ChatGPT crawler flaw opens door to DDoS, prompt injection

In a write-up shared this month via Microsoft’s GitHub, Benjamin Flesch, a security researcher in Germany, explains how a single HTTP request to the ChatGPT API can be used to flood a targeted website with network requests from the ChatGPT crawler, specifically ChatGPT-User.

This flood of connections may or may not be enough to knock over any given site, practically speaking, though it’s still arguably a danger and a bit of an oversight by OpenAI. It can be used to amplify a single API request into 20 to 5,000 or more requests to a chosen victim’s website, every second, over and over again.

“ChatGPT API exhibits a severe quality defect when handling HTTP POST requests to https://chatgpt.com/backend-api/attributions,” Flesch explains in his advisory, referring to an API endpoint called by OpenAI’s ChatGPT to return information about web sources cited in the chatbot’s output. When ChatGPT mentions specific websites, it will call attributions with a list of URLs to those sites for its crawler to go access and fetch information about.

If you throw a big long list of URLs at the API, each slightly different but all pointing to the same site, the crawler will go off and hit every one of them at once.

[…]

Thus, using a tool like Curl, an attacker can send an HTTP POST request – without any need for an authentication token – to that ChatGPT endpoint and OpenAI’s servers in Microsoft Azure will respond by initiating an HTTP request for each hyperlink submitted via the urls[] parameter in the request. When those requests are directed to the same website, they can potentially overwhelm the target, causing DDoS symptoms – the crawler, proxied by Cloudflare, will visit the targeted site from a different IP address each time.

[…]

“I’d say the bigger story is that this API was also vulnerable to prompt injection,” he said, in reference to a separate vulnerability disclosure. “Why would they have prompt injection for such a simple task? I think it might be because they’re dogfooding their autonomous ‘AI agent’ thing.”

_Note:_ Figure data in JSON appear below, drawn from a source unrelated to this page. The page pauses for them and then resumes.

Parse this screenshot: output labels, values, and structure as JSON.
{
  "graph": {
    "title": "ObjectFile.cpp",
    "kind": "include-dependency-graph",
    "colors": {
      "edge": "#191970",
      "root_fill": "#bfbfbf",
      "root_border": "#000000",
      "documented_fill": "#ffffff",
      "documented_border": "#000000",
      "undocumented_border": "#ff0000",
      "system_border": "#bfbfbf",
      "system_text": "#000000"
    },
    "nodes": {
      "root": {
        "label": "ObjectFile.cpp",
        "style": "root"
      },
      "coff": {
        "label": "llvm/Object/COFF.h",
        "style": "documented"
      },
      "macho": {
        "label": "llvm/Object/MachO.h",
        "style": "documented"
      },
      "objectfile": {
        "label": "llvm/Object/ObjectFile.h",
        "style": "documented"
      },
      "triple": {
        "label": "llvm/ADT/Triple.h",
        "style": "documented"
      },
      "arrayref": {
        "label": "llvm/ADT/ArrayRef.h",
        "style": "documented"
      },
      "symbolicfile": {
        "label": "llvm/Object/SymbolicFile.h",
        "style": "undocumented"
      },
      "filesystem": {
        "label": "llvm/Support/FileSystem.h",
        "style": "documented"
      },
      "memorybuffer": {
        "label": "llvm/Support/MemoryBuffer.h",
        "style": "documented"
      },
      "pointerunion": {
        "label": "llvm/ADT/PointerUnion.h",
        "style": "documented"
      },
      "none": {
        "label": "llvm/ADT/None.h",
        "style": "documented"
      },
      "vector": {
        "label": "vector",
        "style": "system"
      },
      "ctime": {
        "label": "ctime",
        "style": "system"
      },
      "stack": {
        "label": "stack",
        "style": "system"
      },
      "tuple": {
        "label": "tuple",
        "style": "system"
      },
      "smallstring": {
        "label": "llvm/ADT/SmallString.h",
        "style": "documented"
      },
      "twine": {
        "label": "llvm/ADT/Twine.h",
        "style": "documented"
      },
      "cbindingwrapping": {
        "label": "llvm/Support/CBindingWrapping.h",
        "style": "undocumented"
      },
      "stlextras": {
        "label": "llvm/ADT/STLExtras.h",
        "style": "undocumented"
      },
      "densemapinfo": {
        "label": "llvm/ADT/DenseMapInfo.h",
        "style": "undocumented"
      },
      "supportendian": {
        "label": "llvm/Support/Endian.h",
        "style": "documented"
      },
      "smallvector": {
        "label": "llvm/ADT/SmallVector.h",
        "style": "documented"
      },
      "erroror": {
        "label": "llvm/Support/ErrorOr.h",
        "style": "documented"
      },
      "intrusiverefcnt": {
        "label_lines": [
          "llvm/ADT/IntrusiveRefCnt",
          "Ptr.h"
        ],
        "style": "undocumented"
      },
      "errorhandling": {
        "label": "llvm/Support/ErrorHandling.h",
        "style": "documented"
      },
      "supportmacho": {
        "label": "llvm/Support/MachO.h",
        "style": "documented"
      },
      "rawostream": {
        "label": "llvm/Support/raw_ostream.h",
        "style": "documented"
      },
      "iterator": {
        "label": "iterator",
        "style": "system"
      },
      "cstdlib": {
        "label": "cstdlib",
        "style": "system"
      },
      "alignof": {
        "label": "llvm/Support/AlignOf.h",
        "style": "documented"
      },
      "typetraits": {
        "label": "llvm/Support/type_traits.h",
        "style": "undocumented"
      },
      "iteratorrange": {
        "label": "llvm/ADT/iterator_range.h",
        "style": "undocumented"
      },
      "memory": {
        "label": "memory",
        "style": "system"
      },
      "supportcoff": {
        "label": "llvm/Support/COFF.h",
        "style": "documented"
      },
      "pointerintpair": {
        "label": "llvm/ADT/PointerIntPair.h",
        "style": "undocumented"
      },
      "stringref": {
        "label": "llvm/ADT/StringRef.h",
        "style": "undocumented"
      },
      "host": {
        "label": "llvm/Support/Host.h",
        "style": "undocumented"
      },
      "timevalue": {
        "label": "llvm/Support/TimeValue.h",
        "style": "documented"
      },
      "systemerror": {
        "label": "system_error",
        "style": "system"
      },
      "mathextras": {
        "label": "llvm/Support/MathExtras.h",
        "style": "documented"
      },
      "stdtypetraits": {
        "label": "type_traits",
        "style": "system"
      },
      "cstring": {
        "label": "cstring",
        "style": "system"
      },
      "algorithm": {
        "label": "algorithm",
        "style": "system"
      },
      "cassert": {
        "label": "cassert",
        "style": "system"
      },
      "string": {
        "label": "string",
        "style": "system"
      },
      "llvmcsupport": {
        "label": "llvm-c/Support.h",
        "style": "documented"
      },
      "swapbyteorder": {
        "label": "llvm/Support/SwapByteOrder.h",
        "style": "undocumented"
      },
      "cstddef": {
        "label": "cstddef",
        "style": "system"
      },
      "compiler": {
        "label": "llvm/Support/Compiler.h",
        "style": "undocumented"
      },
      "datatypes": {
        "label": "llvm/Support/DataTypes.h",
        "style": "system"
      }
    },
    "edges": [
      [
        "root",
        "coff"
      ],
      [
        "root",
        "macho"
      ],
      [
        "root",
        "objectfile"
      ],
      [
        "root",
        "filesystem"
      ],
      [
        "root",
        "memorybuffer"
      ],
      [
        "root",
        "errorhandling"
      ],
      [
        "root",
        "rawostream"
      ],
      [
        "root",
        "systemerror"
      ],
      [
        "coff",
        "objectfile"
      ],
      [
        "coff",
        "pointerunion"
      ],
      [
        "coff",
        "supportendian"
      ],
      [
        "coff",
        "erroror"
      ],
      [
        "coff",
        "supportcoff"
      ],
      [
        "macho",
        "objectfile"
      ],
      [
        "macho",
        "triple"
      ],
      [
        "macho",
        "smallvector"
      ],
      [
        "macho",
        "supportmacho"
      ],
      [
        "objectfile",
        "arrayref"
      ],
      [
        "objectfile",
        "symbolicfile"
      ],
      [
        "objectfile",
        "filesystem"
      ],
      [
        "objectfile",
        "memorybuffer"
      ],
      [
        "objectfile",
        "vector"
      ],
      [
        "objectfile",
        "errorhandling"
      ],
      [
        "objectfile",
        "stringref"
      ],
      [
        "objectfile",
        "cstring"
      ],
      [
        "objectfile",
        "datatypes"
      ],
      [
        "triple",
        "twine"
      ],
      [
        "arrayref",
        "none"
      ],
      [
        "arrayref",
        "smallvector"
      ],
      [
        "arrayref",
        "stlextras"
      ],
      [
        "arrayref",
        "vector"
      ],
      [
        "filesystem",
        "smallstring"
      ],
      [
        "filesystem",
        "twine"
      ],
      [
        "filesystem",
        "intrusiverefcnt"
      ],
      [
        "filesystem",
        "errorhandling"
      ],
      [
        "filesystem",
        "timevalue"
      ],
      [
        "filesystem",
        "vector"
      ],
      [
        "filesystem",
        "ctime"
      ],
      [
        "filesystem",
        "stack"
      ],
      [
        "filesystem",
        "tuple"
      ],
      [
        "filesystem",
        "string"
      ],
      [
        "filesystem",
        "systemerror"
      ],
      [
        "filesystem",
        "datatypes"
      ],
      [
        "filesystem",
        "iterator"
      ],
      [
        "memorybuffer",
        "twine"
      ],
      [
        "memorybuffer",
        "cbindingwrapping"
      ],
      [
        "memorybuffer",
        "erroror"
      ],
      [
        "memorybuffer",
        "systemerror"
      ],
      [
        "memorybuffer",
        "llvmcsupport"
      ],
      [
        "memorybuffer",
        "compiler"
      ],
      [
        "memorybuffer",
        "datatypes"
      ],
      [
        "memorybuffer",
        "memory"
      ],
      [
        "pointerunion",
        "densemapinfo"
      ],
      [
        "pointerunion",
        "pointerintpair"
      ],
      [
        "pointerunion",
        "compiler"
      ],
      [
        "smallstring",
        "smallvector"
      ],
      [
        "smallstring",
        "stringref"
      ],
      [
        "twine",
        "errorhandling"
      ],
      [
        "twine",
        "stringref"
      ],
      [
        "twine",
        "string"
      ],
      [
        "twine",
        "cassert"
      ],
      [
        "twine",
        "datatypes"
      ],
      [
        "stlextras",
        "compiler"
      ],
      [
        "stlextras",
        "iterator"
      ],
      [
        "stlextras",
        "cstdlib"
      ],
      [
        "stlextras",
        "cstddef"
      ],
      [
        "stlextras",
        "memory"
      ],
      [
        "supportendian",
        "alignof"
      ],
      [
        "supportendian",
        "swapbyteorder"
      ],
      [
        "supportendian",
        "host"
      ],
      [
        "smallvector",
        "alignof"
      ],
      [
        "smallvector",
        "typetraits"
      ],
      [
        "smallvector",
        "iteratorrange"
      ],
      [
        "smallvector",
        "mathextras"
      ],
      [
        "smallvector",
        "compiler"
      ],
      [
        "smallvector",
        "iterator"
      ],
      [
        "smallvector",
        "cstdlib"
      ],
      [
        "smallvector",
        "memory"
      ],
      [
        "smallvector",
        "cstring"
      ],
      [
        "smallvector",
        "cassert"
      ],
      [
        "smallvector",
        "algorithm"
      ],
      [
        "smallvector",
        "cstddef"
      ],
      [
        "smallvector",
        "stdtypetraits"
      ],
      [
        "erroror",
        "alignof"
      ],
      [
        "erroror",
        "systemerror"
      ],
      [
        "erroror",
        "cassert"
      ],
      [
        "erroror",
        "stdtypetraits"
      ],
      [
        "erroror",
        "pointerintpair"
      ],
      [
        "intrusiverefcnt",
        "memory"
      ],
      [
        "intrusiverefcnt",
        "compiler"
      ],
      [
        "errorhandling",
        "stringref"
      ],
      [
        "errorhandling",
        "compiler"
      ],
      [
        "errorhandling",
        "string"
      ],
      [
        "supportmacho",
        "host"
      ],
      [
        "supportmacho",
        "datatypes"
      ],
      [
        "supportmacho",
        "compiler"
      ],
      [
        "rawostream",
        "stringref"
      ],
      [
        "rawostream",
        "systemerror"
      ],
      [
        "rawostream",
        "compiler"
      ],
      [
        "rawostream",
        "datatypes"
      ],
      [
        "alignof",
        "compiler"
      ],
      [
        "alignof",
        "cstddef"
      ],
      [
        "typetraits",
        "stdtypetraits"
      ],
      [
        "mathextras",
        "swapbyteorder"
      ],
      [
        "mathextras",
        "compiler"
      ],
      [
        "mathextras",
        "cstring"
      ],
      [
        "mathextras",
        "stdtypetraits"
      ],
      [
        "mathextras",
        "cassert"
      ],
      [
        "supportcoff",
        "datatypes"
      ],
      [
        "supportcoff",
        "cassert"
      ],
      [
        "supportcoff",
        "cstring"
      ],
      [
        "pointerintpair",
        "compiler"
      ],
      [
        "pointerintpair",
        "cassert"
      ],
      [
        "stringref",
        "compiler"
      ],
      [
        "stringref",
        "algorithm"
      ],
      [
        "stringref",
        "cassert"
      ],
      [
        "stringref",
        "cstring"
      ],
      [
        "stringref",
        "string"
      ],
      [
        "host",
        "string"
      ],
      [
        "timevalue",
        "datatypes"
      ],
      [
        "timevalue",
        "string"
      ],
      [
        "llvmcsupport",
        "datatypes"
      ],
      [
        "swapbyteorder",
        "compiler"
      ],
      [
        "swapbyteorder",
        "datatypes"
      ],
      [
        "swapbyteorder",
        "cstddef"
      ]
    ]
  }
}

That second issue can be exploited to make the crawler answer queries via the same attributions API endpoint; you can feed questions to the bot, and it can answer them, when it’s really not supposed to do that; it’s supposed to just fetch websites.

Flesch questioned why OpenAI’s bot hasn’t implemented simple, established methods to properly deduplicate URLs in a requested list or to limit the size of the list, nor managed to avoid prompt injection vulnerabilities that have been addressed in the main ChatGPT interface.